Impact in Qualitative Research: Nada I. J. Abualfita and Alhasan F. I. Ahmed on Ethics and Empathy in Healthcare

Dr Nada I. J. Abualfita is a medical graduate from Mansoura University, Egypt and successfully completed six months of clinical training in the Emergency Department at Mansoura University Hospitals. Dr Alhasan F. I. Ahmed graduated from Mansoura University in November 2023 and currently works as a medical trainee in the Emergency Department at Mansoura University Hospitals.

In this blog, Nada I. J. Abualfita and Alhasan F. I. Ahmed reflect on how qualitative research deepens understanding of ethics and empathy in healthcare by foregrounding care experiences as meaningful evidence that informs ethical reflection and clinical practice.

 

Behind the corridors and noisy monitors of every hospital, there are quiet moments that reveal what truly matters in healthcare: being present, listening and understanding. Qualitative health research treats these moments and care experiences as evidence that can inform ethical reflection, clinical practice and change within healthcare systems. We are Palestinian doctors who spent a year working in Gaza during our medical placement in 2023. During this time, we observed that some patients developed severe complications or even died after suddenly stopping their medications without consulting their doctors. When we asked them about their reasons, they explained that they were upset by the adverse effects of their medications. Although they had already discussed these effects with their doctors, they felt that the doctors did not show enough empathy toward their concerns. As one patient told us, “My doctor did not show any empathy toward the symptoms I experienced from the adverse effects.”

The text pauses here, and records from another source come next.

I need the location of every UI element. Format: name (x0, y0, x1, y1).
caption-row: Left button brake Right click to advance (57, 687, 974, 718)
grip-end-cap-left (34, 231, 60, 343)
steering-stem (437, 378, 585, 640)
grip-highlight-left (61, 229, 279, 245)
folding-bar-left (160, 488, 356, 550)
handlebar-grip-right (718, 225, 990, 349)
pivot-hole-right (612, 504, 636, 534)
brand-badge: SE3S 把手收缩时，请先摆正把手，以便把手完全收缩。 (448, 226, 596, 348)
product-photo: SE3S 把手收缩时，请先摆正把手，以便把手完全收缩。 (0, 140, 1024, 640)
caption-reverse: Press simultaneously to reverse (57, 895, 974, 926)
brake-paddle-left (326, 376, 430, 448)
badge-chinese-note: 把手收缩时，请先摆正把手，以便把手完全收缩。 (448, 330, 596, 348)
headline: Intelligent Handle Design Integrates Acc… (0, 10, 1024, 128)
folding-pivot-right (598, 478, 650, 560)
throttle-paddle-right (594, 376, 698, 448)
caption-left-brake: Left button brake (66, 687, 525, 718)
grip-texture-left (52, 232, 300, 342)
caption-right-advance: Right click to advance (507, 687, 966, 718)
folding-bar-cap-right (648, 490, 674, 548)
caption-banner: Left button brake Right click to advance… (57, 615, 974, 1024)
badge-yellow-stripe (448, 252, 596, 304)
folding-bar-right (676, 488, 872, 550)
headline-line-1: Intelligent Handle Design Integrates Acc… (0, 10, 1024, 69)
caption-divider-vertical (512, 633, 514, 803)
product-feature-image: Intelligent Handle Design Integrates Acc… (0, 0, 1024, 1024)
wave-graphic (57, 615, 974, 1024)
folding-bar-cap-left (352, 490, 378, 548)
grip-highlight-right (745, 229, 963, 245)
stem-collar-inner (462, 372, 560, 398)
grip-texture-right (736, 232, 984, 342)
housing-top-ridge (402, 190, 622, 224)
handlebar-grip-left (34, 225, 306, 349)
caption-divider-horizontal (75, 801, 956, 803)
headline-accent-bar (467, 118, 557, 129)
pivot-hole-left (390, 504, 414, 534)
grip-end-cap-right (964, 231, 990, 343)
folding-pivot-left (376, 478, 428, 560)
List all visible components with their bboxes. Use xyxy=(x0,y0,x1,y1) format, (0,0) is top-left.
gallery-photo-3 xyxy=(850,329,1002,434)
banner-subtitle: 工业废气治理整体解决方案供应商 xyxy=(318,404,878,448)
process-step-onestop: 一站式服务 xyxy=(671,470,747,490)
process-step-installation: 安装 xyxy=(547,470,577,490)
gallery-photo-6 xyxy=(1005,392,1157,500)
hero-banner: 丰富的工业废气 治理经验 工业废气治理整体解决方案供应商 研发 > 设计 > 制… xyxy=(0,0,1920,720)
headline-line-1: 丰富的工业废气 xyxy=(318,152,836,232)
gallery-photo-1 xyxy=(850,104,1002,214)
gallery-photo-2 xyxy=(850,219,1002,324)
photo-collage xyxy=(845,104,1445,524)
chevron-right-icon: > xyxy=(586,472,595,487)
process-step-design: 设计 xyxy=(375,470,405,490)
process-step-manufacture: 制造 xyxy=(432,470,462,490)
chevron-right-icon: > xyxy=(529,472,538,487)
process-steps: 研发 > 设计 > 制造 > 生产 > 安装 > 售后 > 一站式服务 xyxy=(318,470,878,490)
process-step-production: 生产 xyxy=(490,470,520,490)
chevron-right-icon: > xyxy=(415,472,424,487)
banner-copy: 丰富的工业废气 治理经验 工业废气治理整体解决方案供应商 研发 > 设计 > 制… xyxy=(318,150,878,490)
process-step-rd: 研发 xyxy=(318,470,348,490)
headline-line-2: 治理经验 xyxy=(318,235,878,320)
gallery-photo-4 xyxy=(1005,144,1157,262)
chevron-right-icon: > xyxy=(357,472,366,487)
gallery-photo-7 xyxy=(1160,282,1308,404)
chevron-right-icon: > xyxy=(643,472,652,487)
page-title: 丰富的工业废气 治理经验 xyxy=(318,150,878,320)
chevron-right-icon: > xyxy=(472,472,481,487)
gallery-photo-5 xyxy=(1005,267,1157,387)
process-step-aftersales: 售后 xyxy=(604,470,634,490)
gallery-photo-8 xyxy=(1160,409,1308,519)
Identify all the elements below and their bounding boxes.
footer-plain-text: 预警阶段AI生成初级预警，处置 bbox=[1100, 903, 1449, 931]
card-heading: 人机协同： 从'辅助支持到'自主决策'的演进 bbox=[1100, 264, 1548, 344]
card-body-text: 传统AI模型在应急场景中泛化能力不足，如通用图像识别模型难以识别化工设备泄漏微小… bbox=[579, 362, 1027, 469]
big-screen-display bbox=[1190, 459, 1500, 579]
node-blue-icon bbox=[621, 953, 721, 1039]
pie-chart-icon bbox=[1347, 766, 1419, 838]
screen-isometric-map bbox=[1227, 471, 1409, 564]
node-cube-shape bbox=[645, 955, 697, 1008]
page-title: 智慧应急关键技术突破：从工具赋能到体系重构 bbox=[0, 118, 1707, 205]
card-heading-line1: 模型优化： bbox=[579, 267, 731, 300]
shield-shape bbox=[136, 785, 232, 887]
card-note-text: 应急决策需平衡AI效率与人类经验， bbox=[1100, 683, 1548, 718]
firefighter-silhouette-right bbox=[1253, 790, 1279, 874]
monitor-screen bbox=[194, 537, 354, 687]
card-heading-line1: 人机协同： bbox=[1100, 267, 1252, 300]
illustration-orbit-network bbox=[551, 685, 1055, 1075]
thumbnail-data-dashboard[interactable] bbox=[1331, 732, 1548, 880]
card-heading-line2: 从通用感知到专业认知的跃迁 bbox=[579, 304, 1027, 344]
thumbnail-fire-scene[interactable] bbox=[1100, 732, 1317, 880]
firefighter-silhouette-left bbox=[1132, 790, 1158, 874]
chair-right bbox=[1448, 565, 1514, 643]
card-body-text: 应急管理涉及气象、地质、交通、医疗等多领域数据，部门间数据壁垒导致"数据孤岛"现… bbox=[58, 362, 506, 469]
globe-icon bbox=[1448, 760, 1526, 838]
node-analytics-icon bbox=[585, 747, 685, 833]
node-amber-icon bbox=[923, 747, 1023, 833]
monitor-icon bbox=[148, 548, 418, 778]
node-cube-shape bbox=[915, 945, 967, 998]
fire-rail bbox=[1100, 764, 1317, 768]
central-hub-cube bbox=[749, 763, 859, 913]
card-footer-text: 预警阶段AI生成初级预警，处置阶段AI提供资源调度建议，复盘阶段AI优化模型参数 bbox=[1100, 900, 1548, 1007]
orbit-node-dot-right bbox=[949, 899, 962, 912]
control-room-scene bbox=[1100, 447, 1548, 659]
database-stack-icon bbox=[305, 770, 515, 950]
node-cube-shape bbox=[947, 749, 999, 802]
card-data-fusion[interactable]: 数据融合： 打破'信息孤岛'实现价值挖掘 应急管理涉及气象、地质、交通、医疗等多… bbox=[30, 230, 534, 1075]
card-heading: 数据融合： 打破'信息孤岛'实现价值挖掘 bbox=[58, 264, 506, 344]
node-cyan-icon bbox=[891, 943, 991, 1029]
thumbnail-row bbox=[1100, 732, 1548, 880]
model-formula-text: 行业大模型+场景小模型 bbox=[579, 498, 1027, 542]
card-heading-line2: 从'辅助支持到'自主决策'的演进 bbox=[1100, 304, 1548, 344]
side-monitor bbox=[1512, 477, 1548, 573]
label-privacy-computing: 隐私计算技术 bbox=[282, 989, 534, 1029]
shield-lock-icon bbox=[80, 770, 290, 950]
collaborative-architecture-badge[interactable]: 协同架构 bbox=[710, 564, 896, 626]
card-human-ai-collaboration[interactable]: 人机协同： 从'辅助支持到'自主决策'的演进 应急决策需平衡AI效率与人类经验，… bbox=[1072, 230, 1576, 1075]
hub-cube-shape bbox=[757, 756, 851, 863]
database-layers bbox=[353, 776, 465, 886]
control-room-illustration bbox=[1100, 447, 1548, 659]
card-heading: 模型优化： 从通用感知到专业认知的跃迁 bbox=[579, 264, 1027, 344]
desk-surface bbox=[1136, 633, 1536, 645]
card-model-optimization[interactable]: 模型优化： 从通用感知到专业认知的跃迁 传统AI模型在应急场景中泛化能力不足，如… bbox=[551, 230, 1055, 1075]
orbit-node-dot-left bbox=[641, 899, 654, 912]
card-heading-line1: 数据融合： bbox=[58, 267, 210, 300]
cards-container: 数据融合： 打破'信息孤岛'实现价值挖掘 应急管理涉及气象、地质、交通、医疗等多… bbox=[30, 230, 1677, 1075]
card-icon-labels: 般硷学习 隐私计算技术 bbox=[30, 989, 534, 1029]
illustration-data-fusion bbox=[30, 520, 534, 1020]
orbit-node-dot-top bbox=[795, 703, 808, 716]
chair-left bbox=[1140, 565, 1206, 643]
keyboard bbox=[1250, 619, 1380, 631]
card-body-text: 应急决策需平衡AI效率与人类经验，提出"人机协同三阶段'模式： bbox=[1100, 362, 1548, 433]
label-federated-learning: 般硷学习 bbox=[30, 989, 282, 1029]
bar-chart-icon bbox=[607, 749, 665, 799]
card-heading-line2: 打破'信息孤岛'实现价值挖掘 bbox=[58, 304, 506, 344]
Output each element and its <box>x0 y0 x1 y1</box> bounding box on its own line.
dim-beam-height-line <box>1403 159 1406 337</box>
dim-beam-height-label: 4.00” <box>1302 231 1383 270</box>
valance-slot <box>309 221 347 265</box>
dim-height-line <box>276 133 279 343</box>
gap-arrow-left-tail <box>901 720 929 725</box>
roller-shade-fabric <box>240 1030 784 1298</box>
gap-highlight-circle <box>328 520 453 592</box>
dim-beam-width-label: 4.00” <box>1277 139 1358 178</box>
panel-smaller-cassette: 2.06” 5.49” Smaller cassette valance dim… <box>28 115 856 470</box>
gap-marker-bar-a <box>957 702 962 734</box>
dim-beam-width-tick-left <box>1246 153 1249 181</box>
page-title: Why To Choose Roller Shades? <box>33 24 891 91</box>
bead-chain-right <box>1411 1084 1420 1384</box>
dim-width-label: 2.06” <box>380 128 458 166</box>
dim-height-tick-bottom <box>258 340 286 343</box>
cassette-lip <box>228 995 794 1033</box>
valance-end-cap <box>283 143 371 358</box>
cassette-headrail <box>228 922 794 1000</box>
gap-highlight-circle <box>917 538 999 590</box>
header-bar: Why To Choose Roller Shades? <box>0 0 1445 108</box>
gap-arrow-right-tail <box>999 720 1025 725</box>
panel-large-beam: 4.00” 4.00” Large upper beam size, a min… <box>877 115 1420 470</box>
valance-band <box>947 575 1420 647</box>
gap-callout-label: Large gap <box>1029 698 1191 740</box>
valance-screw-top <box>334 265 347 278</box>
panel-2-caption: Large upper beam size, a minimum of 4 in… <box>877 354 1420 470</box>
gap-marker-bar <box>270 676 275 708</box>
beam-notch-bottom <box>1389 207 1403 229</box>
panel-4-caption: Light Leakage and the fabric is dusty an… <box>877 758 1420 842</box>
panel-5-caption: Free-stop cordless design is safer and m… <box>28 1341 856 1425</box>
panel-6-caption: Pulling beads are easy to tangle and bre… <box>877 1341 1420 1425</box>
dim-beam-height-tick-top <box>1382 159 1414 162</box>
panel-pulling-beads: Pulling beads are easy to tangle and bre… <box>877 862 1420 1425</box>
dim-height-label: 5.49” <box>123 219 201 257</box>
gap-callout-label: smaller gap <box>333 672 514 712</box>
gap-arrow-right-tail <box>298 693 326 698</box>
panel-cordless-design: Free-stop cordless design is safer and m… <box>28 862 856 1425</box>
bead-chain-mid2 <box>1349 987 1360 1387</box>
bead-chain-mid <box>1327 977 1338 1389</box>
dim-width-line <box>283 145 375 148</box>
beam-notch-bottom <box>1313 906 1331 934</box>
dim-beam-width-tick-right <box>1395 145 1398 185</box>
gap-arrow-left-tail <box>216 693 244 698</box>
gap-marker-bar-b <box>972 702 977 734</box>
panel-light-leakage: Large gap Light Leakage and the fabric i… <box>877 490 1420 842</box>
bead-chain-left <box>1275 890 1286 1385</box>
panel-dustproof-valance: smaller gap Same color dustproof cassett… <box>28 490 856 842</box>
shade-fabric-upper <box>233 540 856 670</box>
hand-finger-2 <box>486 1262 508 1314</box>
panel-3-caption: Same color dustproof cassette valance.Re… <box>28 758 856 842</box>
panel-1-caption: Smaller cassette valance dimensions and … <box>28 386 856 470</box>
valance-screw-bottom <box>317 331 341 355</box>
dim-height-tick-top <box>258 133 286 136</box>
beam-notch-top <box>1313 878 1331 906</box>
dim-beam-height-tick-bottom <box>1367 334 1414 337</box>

We believe that patients’ worries should be taken seriously throughout their medical journey as doing so can strengthen commitment to treatment and reduce the risk of non-adherence. Commitment depends on both patients and doctors, yet even when patients demonstrate full commitment, they often do not receive the empathy they need. Empathy is a crucial component of effective treatment. Qualitative research with people living with long-term conditions shows that patients understand involvement not merely as being offered choices, but as feeling listened to, respected and treated in a non-judgmental way. When this relational ethos is absent, involvement and engagement are undermined even if information and treatment plans are technically correct (4).

Qualitative health research has provided us with simple empathetic phrases that have informed our practice. Phrases such as “You may experience some side effects that might bother you,” “We will do our best to manage these effects or find suitable alternatives,” “Help me to understand your situation,” “I get the sense that you are feeling overwhelmed” (2) can make a significant difference when prescribing new medications or during follow-up visits.

These everyday interactions are also where medical ethics is most clearly enacted; they matter more than formal guidelines or institutional policies. Ethics in medicine is not confined to written codes or hospital rules; it lives in the difficult choices clinicians make every day. Ethics, particularly normative ethics, can be understood as a functional activity: through it, we decide how institutions should operate and what actions we ought to take (4).

A major challenge for doctors, especially those working in emergency care, is balancing ethics and law. The law sets fixed criteria that must be followed, whereas ethical principles are learned, flexible and shaped by the patient’s situation. For example, deciding which patient requires urgent intervention is not primarily a legal issue, it is an ethical one. Ethics in the emergency department is therefore a daily challenge, as decisions must be made quickly and under uncertainty. Qualitative research with emergency doctors and nurses shows how these dilemmas become particularly acute in end-of-life situations. Clinicians can feel “caught in the middle” between what they judge to be clinically and morally appropriate, what families request and what systems and documentation allow in the moment (5). Reading this work has encouraged us to slow down when possible. It has also pushed us to seek more collaborative decision-making with nurses and senior staff, rather than carrying these choices alone.

Empathy in medicine is often described as the ability to listen, understand and emotionally connect with patients. In practice, particularly within the Egyptian healthcare context, empathy is more complex. It involves acknowledging patients’ fears, respecting cultural backgrounds, and recognising the influential role families play in medical decisions. Qualitative health research shows that active listening and self-awareness are central to developing empathy, forming key foundations for meaningful communication between healthcare providers and patients (1)

This is especially true in emergency care, where the pressures of the system shape how empathy can be expressed. Studies with emergency doctors and nurses highlight the impact of time pressure, staffing shortages and constant uncertainty. Clinicians describe how being short-staffed, legally constrained or forced to make rapid decisions can limit opportunities for careful conversations with patients and families, even when they know such conversations are important. Empathy doesn’t disappear under these conditions, it just becomes harder to sustain consistently when structural pressures demand quick, high-stakes decisions (5).

This aligns closely with our own experience in emergency care, where shifts can extend to 48 or even 72 hours. In these circumstances, empathy does not disappear, but it becomes more difficult to access consistently. Fatigue, constant vigilance and responsibility for rapid decision-making can blunt emotional availability, even when the desire to care remains strong. Engaging with qualitative research has helped us understand this tension not as a personal shortcoming, but as a predictable effect of working within strained systems.